Harvey came to the realization at an early age that a more daring approach to his evolving craft was in order, although it took a while before he felt he could air those views and try to rectify the situation.
“I had to wait until I had earned my stripes, as it were, before I could criticize the art form. It is a very big subject for me and it is why I am now living in Hobart, because I really don’t like classical music that much.”
Away from the limelight and major cultural hubs in Australia, it is less a matter of Harvey being against the music per se, but rather the way it is proffered for public consumption.
“The reason why I don’t like classical music much is the music business side of it. I am very much attracted to people like Yitzhak, who are so enthusiastic and genuine about the music, and pursue [it] in a way that, for me, looks very much outside the mainstream.”
Yedid may not produce music that is exactly pop-rock radio friendly, but he did alright for himself when he lived here, gaining some pretty impressive kudos en route. His sizable awards list includes the 2007 Prime Minister’s Prize for Composers and the 2009 Landau Prize for Performing Arts. And since relocating Down Under he has nabbed the 2013 Australian Council for the Arts award, in addition to obtaining generous assistance for postgraduate academic endeavor.
Yedid’s music is generally not for the fainthearted, although there are ethereally melodic strains in his compositional mix too. The intensity of his writing is palpable and he has referenced a range of highly emotional issues, employing a subtle synthesis of musical genres, colors, textures and dynamics. Yedid notes that his latest work “was influenced by some tragic events that occurred around the world while I was writing the music.”
Yedid may be based thousands of kilometers away but the Middle East still tugs powerfully on his heartstrings.
“The current human suffering and conflict impacted on me profoundly,” he continues, “and the continuous, unrelenting bloodshed of the civil war in Syria was on my mind throughout the nine months of composing this piece. And so, this piece of music is my response to the tragedy in Syria and is dedicated to the Syrian people who are suffering a holocaust.”
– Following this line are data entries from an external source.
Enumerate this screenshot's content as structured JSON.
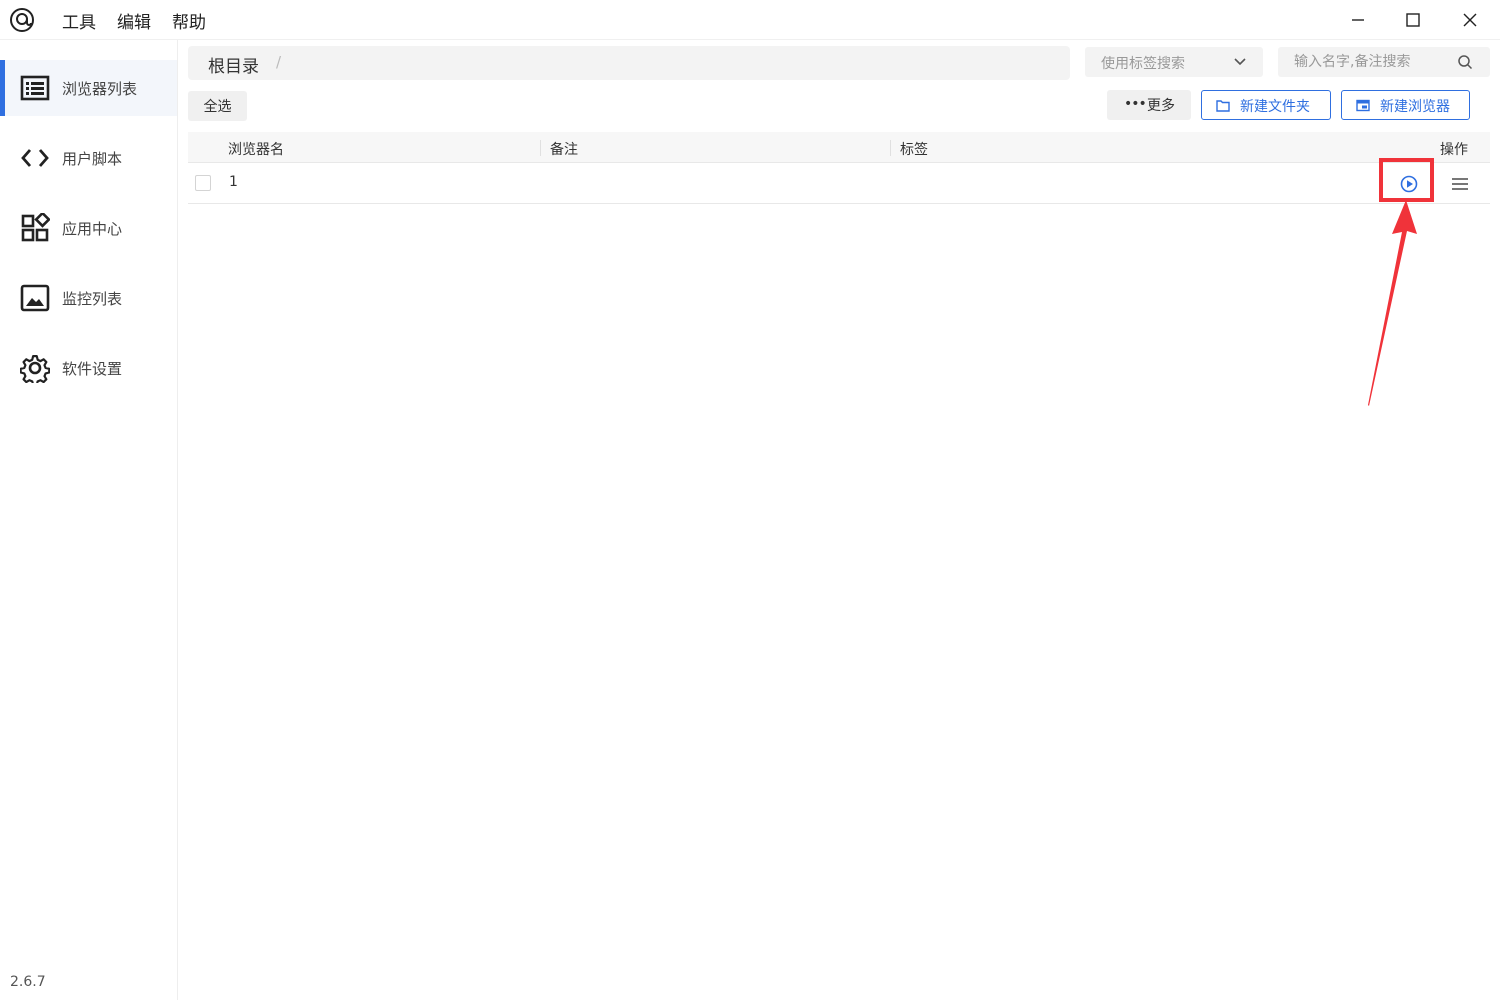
{
  "menu": {
    "tools": "工具",
    "edit": "编辑",
    "help": "帮助"
  },
  "sidebar": {
    "items": [
      {
        "label": "浏览器列表",
        "icon": "list-icon",
        "active": true
      },
      {
        "label": "用户脚本",
        "icon": "code-icon",
        "active": false
      },
      {
        "label": "应用中心",
        "icon": "apps-icon",
        "active": false
      },
      {
        "label": "监控列表",
        "icon": "image-icon",
        "active": false
      },
      {
        "label": "软件设置",
        "icon": "gear-icon",
        "active": false
      }
    ],
    "version": "2.6.7"
  },
  "breadcrumb": {
    "root": "根目录",
    "separator": "/"
  },
  "filters": {
    "tag_placeholder": "使用标签搜索",
    "search_placeholder": "输入名字,备注搜索"
  },
  "toolbar": {
    "select_all": "全选",
    "more": "更多",
    "new_folder": "新建文件夹",
    "new_browser": "新建浏览器"
  },
  "table": {
    "columns": [
      "浏览器名",
      "备注",
      "标签",
      "操作"
    ],
    "rows": [
      {
        "name": "1",
        "note": "",
        "tags": ""
      }
    ]
  },
  "colors": {
    "accent": "#2f6fe0",
    "annotation": "#f0333a"
  }
}
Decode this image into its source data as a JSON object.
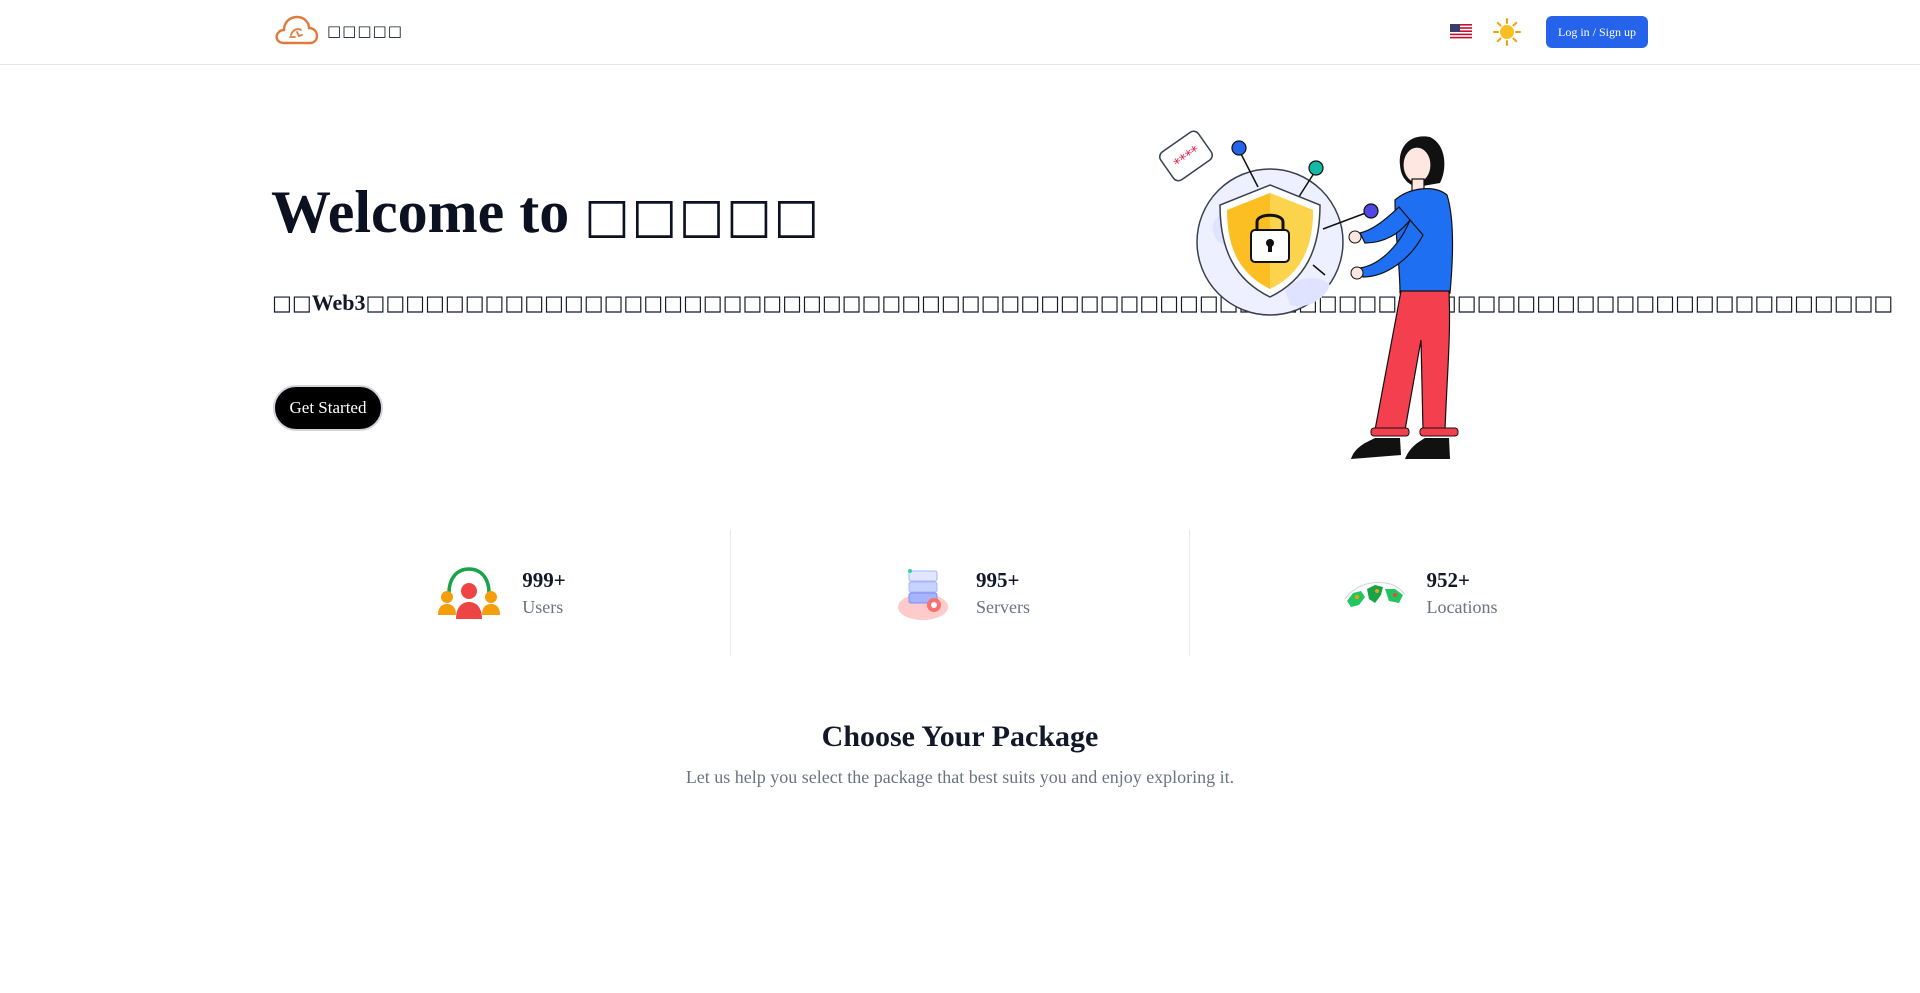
{
  "header": {
    "brand_name": "□□□□□",
    "login_label": "Log in / Sign up",
    "language_icon": "us-flag-icon",
    "theme_icon": "sun-icon"
  },
  "hero": {
    "title_prefix": "Welcome to ",
    "title_brand": "□□□□□",
    "desc_lead": "□□",
    "desc_bold": "Web3",
    "desc_rest": "□□□□□□□□□□□□□□□□□□□□□□□□□□□□□□□□□□□□□□□□□□□□□□□□□□□□□□□□□□□□□□□□□□□□□□□□□□□□□",
    "cta_label": "Get Started",
    "illustration_icon": "security-shield-woman-illustration"
  },
  "stats": [
    {
      "value": "999+",
      "label": "Users",
      "icon": "users-icon"
    },
    {
      "value": "995+",
      "label": "Servers",
      "icon": "servers-icon"
    },
    {
      "value": "952+",
      "label": "Locations",
      "icon": "world-map-icon"
    }
  ],
  "packages": {
    "title": "Choose Your Package",
    "subtitle": "Let us help you select the package that best suits you and enjoy exploring it."
  },
  "colors": {
    "primary": "#2563eb",
    "brand_orange": "#e07a3c",
    "text_dark": "#111827",
    "text_muted": "#6b7280"
  }
}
The composer says he had Harvey in mind when he was putting pen to paper, and took the Australian’s virtuosity and musical ethos in consideration at the creative stage. Harvey was duly taken with the concerto.
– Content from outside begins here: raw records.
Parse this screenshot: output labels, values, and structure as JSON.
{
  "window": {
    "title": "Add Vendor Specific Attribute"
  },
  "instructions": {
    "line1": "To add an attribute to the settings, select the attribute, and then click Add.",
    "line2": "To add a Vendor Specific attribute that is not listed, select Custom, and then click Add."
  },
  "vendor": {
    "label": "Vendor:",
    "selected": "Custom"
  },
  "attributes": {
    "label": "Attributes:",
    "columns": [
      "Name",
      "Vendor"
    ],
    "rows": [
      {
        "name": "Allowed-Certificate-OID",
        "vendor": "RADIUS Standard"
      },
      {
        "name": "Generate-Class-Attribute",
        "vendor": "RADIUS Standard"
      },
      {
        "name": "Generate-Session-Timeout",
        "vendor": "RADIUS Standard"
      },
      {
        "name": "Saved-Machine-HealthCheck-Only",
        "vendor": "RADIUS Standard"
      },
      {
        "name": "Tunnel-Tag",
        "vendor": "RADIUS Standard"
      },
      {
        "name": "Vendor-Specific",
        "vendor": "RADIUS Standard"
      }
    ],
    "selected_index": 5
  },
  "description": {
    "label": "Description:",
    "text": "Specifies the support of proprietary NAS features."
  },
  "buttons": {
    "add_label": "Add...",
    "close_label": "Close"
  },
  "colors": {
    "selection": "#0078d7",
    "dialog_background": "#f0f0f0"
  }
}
“It struck me, the power of the gestures, that it was a combination of all these languages, the Arabic, the Jewish, the jazz, avant garde which all came together in a way that was not gimmicky, it sort of sympathized in a way that is very powerful and genuine.”
The quest for altruistic artistic expression has been a constant in Harvey’s professional life, which took him to Budapest in the mid- ’80s, when the Cold War was still very much a robust fact of life, as he sought to crystallize his feelings about his burgeoning line of work.
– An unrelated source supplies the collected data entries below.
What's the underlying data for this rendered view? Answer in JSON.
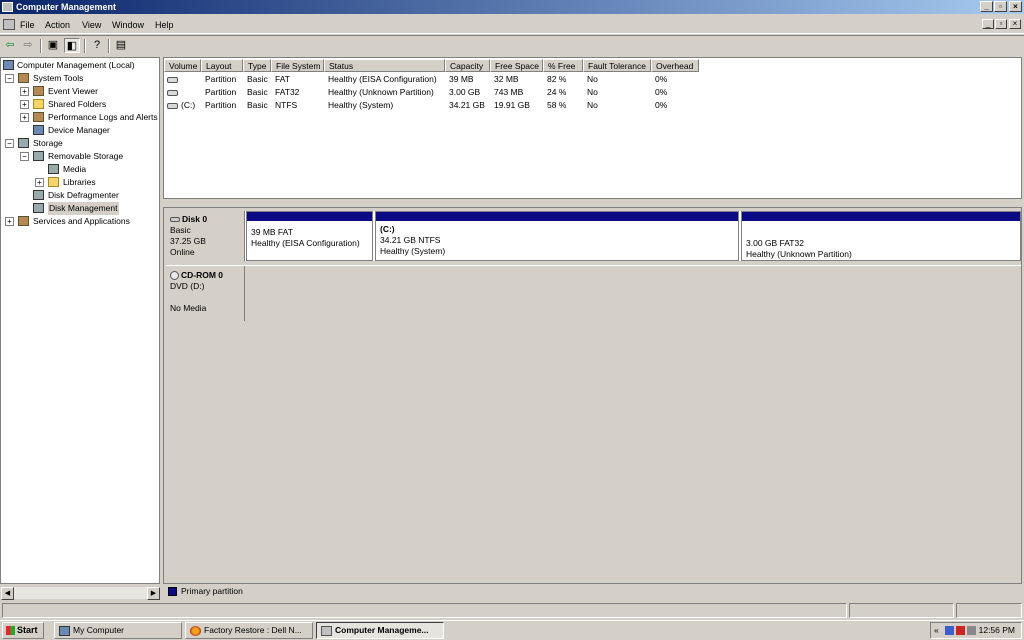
{
  "window": {
    "title": "Computer Management"
  },
  "menu": [
    "File",
    "Action",
    "View",
    "Window",
    "Help"
  ],
  "tree": [
    {
      "label": "Computer Management (Local)",
      "level": 0,
      "expander": "",
      "icon": "computer-icon"
    },
    {
      "label": "System Tools",
      "level": 1,
      "expander": "−",
      "icon": "tools-icon"
    },
    {
      "label": "Event Viewer",
      "level": 2,
      "expander": "+",
      "icon": "event-viewer-icon"
    },
    {
      "label": "Shared Folders",
      "level": 2,
      "expander": "+",
      "icon": "shared-folder-icon"
    },
    {
      "label": "Performance Logs and Alerts",
      "level": 2,
      "expander": "+",
      "icon": "performance-icon"
    },
    {
      "label": "Device Manager",
      "level": 2,
      "expander": "",
      "icon": "device-manager-icon"
    },
    {
      "label": "Storage",
      "level": 1,
      "expander": "−",
      "icon": "storage-icon"
    },
    {
      "label": "Removable Storage",
      "level": 2,
      "expander": "−",
      "icon": "removable-storage-icon"
    },
    {
      "label": "Media",
      "level": 3,
      "expander": "",
      "icon": "media-icon"
    },
    {
      "label": "Libraries",
      "level": 3,
      "expander": "+",
      "icon": "folder-icon"
    },
    {
      "label": "Disk Defragmenter",
      "level": 2,
      "expander": "",
      "icon": "defragmenter-icon"
    },
    {
      "label": "Disk Management",
      "level": 2,
      "expander": "",
      "icon": "disk-management-icon",
      "selected": true
    },
    {
      "label": "Services and Applications",
      "level": 1,
      "expander": "+",
      "icon": "services-icon"
    }
  ],
  "volume_columns": [
    "Volume",
    "Layout",
    "Type",
    "File System",
    "Status",
    "Capacity",
    "Free Space",
    "% Free",
    "Fault Tolerance",
    "Overhead"
  ],
  "volumes": [
    [
      "",
      "Partition",
      "Basic",
      "FAT",
      "Healthy (EISA Configuration)",
      "39 MB",
      "32 MB",
      "82 %",
      "No",
      "0%"
    ],
    [
      "",
      "Partition",
      "Basic",
      "FAT32",
      "Healthy (Unknown Partition)",
      "3.00 GB",
      "743 MB",
      "24 %",
      "No",
      "0%"
    ],
    [
      "(C:)",
      "Partition",
      "Basic",
      "NTFS",
      "Healthy (System)",
      "34.21 GB",
      "19.91 GB",
      "58 %",
      "No",
      "0%"
    ]
  ],
  "disks": {
    "disk0": {
      "name": "Disk 0",
      "type": "Basic",
      "size": "37.25 GB",
      "state": "Online",
      "partitions": [
        {
          "title": "",
          "size": "39 MB FAT",
          "status": "Healthy (EISA Configuration)"
        },
        {
          "title": "(C:)",
          "size": "34.21 GB NTFS",
          "status": "Healthy (System)"
        },
        {
          "title": "",
          "size": "3.00 GB FAT32",
          "status": "Healthy (Unknown Partition)"
        }
      ]
    },
    "cdrom0": {
      "name": "CD-ROM 0",
      "type": "DVD (D:)",
      "state": "No Media"
    }
  },
  "legend": {
    "label": "Primary partition",
    "color": "#0a0a84"
  },
  "taskbar": {
    "start": "Start",
    "tasks": [
      "My Computer",
      "Factory Restore : Dell N...",
      "Computer Manageme..."
    ],
    "tray_chevron": "«",
    "clock": "12:56 PM"
  }
}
He talks about the pervading approach to the music at the Franz Liszt Academy of Music in terms of “music beyond ideologies” and “transcending words.” The nonconformist output of the likes of avant garde rocker Frank Zappa, 20th century microtonal music pioneer Mordecai Sandberg and contemporary German-born Jewish composer Stefan Wolpe also feature prominently in Harvey’s continuing learning curve.
Harvey has clearly maintained his unadulterated artistic line of attack, which eventually led him to the like-minded Yedid. The Australian says there are benefits to be had from a go-with-the-flow attitude, and strives to attain an egoless approach to music, and to act simply as a conduit for the composer’s original intent.
“There is a fine line between pomposity and genuine intent and immersion [in a work]. It is not really about the performer. It is not about the interpreter. Ultimately, it is about the music itself.”